From the postwar reflections of Allnutt’s Lode to Baafi’s Chaotic Good, a debut praised in the Guardian for its “fierce critique of a toxic marriage and a redemptive vision through poetry,” the shortlist responds to personal and global histories, spanning continents and centuries.

Makoha’s The New Carthaginians uses the 1976 hijacking of Air France flight 139 to explore the entangled histories of empire, migration and memory, moving from Entebbe to New York, and from Icarus to Basquiat. “Like Dante entering hell through a rip in the universe, Makoha enters history … fragments of the past fly around us like swirling leaves in a tempest,” wrote Philip Terry in a Guardian review.

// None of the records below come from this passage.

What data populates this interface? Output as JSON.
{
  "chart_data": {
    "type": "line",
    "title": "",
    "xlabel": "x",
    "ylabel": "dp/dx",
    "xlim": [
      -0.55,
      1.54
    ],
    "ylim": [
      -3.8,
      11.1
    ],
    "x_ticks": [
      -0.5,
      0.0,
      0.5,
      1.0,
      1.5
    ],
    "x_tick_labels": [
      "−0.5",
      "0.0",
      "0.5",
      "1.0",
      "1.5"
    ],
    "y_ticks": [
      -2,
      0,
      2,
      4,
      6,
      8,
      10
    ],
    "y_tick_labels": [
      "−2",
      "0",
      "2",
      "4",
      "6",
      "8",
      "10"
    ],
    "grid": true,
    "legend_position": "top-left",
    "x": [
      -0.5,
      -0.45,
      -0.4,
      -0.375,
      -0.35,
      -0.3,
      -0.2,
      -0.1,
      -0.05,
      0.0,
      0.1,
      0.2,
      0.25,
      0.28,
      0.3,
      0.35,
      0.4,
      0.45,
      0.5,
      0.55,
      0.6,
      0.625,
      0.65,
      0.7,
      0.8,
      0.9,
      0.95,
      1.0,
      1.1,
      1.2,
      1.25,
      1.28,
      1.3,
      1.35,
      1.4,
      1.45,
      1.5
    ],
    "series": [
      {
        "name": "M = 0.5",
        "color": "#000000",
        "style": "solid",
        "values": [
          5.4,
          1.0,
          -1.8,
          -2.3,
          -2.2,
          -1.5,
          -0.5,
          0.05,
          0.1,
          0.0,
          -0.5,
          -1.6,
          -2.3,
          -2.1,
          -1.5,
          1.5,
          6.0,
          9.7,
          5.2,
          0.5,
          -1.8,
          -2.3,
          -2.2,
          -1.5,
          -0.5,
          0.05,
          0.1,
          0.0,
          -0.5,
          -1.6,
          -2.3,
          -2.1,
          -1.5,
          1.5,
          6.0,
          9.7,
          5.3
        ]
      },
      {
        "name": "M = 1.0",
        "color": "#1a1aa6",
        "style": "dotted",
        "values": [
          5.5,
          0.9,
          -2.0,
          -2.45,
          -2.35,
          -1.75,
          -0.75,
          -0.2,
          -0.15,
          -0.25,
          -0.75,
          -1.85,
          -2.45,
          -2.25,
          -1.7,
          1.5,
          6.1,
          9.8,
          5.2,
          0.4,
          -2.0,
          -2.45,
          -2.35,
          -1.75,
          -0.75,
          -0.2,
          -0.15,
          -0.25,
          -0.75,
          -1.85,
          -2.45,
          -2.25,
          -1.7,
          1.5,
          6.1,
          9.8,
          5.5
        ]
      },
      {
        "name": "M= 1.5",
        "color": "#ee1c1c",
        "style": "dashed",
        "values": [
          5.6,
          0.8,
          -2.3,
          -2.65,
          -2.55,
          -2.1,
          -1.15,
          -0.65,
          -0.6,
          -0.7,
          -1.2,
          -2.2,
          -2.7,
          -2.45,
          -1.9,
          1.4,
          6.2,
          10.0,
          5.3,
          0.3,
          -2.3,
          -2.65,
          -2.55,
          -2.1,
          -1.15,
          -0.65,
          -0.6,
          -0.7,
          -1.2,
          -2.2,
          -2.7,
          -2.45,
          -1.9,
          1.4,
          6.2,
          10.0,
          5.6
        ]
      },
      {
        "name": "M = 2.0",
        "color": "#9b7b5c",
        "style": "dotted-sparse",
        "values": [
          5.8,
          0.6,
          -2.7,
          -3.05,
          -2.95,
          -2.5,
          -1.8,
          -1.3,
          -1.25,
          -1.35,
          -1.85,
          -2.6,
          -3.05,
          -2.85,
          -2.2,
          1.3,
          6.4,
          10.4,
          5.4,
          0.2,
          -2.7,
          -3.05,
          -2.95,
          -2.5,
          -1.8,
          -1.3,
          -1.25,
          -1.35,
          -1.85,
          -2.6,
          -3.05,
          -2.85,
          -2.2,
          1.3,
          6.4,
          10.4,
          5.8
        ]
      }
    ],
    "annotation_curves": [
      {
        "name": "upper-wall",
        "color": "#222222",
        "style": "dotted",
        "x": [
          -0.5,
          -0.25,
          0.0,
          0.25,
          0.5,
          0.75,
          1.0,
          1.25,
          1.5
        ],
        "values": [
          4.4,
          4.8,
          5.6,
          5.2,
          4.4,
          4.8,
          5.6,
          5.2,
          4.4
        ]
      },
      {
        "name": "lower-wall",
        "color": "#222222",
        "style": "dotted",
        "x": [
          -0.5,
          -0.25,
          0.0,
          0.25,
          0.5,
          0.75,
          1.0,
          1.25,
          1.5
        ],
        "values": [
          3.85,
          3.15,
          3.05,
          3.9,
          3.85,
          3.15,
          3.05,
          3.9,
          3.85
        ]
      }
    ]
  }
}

Elsewhere, Farley’s When It Rained for a Million Years has been described as “startlingly imaginative”, a collection that folds geological time into present anxieties about the planet. Solie’s Wellwater continues this ecological thread – a “blazingly honest catalogue of human-made hazard and harm”, according to a Guardian review by Jade Cuttle.

Meanwhile, American poet Shapero is shortlisted for Stay Dead, a darkly witty meditation on mortality.

The shortlist readings will take place on 18 January 2026 at the Southbank Centre’s Royal Festival Hall, with the winner announced the following evening. The shortlist was selected from a record 177 submissions by 64 publishers.

Alongside Hofmann on the judging panel for this year’s prize are the poets Patience Agbabi and Niall Campbell.

The most recent winner of the prize, now in its 32nd year, was Peter Gizzi for Fierce Elegy.